Social anxiety is driven by fear. It makes you slip out of the birthday party early because you’re convinced you’re boring or don’t fit in or that you’re breaking out in hives and everyone will see. But then you miss the cake and the singing, and despite what you think, you will be missed by others. Social anxiety gets in the way of living life. You miss out on what people have to offer because you’re either physically absent or stuck in self-monitoring mode—worrying, like Alex, that you’ll say something stupid—when you are with them.
Now, Liam may leave the party early too, but there’s none of the self-criticism and self-consciousness involved. Many of us, like Liam, would really, honestly, like to go home, eat a bowl of cereal, and watch the game with our housemates. No judgment, no self-flagellation, no convincing ourselves we don’t care. We choose to walk out the door; fear doesn’t choose for us.

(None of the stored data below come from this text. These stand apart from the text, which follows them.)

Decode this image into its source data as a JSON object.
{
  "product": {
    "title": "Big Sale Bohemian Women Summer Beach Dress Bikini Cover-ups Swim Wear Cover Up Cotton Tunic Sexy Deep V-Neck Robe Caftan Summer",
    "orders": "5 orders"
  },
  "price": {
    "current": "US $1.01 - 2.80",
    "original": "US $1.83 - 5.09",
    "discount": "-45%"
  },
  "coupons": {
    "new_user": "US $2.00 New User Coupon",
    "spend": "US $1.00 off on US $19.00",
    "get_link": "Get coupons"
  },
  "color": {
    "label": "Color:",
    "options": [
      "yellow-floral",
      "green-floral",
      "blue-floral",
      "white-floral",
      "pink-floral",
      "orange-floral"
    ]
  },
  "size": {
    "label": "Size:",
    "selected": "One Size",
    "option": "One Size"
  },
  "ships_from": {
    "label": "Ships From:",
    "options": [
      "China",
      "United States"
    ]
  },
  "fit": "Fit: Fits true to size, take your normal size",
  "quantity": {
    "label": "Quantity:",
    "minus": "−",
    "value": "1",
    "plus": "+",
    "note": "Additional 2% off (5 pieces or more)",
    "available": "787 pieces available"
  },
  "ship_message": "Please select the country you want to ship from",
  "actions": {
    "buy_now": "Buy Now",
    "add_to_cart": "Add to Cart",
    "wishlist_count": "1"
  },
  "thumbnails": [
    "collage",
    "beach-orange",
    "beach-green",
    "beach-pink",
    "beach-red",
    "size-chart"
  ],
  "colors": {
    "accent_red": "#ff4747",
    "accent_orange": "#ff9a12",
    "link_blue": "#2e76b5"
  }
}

So, while at first blush, social anxiety may seem like a souped-up version of introversion, they’re as different as pad thai and pulled pork sliders. The good news? For Alex, practice, perspective, and facing his fears can make all the difference. Social anxiety is solvable. And working on it won’t change his introverted personality; indeed, it doesn’t need to. But it can dial down the fear and recalibrate that social smoke detector.
And that’s never stupid, no matter how you say it.